This week at Mobile World Congress (MWC) in Barcelona Spain, Huawei's chairman Guo Ping deflected recent criticism his firm has received over security flaws and backdoors in its products. Guo immediately turned his ire to America and the National Security Agency (NSA) and its program called PRISM. This NSA program allowed the agency to access highly sensitive stored documents, emails, photographs, and data from major companies. Further, it was discovered that leading social media platforms like Google , Facebook , Yahoo, YouTube, Skype, PalTalk, etc. all provided the NSA with direct access to their users’ information in exchange for immunity from future prosecution. Ping rightfully denied that Huawei ever had backdoors in its products. He suggested these allegations were due to the company’s tremendous investment in 5G R&D, arguing that Huawei should get a pass. When it comes to security, though, nobody gets a pass. Further, recent arrests of key employees, including Huawei's founder’s daughter (and CFO), has increased scrutiny and speculation about the company’s nefarious intentions.
For countries, proactive incident response helps mitigate overall risk
All countries have spy agencies and those organizations rely on data and intelligence to be effective. Reverse/social engineering, malware/viruses, phishing schemes are all useful tools for agencies to target specific users and gain access to sensitive data or critical infrastructure. Exploiting backdoors and packet sniffing is much more difficult and tends to produce random results. That said, from a cyberwarfare perspective, a top goal for most nation-states is to have a "killswitch" to stop security incidents and Internet traffic from hostile nations they conflict with. Ukraine is an excellent example of what happens when a country is ill-equipped to stop cyber-aggression. It is virtually impossible to build a hack-proof network; however, organizations can employ practices to mitigate damage caused by hackers during a breach. Case-in-point, network equipment vendors have a responsibility to deploy solutions that are secure and uphold industry standards for data protection and integrity—such as the Network Equipment Security Scheme (NESA) spearheaded by the GSMA and 3GPP. Carriers and service providers have even more responsibility to deploy proactive security measures to safeguard the flow of traffic through their networks. Even if there are security vulnerabilities in the networking equipment, a proactive incident response program can reduce the threat and attack-plane.

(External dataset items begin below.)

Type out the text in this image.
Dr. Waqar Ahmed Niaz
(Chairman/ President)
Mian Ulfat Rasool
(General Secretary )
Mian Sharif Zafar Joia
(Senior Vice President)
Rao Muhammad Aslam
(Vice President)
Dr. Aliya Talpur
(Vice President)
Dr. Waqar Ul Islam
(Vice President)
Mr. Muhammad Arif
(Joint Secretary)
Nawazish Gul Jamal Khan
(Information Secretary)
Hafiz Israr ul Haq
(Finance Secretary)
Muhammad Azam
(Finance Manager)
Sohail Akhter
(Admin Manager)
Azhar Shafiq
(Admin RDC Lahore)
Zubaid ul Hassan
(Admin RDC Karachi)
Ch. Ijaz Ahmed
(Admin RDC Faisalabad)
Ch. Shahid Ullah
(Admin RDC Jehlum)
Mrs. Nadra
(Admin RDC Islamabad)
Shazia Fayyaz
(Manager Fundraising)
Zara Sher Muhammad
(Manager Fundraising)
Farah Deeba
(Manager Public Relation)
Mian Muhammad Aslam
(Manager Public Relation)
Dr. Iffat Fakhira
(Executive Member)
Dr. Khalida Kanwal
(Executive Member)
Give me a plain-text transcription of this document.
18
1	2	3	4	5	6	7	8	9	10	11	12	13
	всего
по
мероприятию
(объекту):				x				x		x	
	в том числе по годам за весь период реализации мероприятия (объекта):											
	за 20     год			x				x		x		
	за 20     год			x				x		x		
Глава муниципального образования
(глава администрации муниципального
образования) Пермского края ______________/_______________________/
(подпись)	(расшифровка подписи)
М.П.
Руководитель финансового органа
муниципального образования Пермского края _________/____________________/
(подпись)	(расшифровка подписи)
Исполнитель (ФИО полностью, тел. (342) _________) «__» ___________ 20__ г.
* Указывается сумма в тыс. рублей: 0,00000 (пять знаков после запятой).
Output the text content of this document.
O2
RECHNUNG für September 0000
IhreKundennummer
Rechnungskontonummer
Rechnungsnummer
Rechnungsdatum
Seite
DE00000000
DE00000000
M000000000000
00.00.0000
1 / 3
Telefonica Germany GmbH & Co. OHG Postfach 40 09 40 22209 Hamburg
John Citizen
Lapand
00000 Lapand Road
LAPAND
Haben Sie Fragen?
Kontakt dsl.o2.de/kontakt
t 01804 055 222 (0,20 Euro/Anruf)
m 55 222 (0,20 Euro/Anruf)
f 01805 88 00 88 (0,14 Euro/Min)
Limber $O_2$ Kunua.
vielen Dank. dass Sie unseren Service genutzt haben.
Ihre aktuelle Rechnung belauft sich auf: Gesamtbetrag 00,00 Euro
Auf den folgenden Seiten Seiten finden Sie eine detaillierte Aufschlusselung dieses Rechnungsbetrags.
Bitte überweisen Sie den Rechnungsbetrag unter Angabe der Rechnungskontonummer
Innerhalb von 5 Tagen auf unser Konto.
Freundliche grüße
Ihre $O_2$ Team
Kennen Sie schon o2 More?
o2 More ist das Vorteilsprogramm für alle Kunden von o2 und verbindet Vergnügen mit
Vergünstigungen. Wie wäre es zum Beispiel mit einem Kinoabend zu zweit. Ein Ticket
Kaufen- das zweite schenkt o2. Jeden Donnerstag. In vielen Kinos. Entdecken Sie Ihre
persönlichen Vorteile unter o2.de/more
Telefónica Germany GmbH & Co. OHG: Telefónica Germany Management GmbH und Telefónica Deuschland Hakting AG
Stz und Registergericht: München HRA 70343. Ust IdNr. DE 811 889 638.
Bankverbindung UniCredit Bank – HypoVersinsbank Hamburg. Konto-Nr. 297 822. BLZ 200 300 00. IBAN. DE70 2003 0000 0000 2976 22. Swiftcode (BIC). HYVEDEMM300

Is there such a thing as "manageable risk" in cybersecurity?
Claims and subsequent action by the United States and other countries have put Huawei, Supermicro, and ZTE under a negative spotlight and the effects have been damaging from a revenue, brand, and loyalty perspective. Although the UK's National Cyber Security Centre (NCSC) deemed Huawei as a "manageable risk," these companies will be challenged to regain their credibility and reputations in the security industry. Although it is nearly impossible to prove the claims against each company, it does force every equipment vendor to determine which side of the fence they are on and perhaps incentivize the industry to make meaningful long-term changes and safeguards—especially as 5G becomes a reality. While these companies are on their heels, rivals like Cisco, Ericsson , Nokia , etc. have a healthy competitive opportunity to grow market share. However, as a wise person once said, “what comes around, goes around” it will be easier for the industry to take care of itself before clueless bureaucrats and politicians do it for them. Since Huawei has established itself from a 5G perspective, it could also take a market leadership role in de-stigmatizing the security of Chinese-made equipment. Additionally, it could work with the industry to set meaningful standards for security before someone does it for them. This will not only help Huawei, but its Chinese counterparts and the industry as a whole.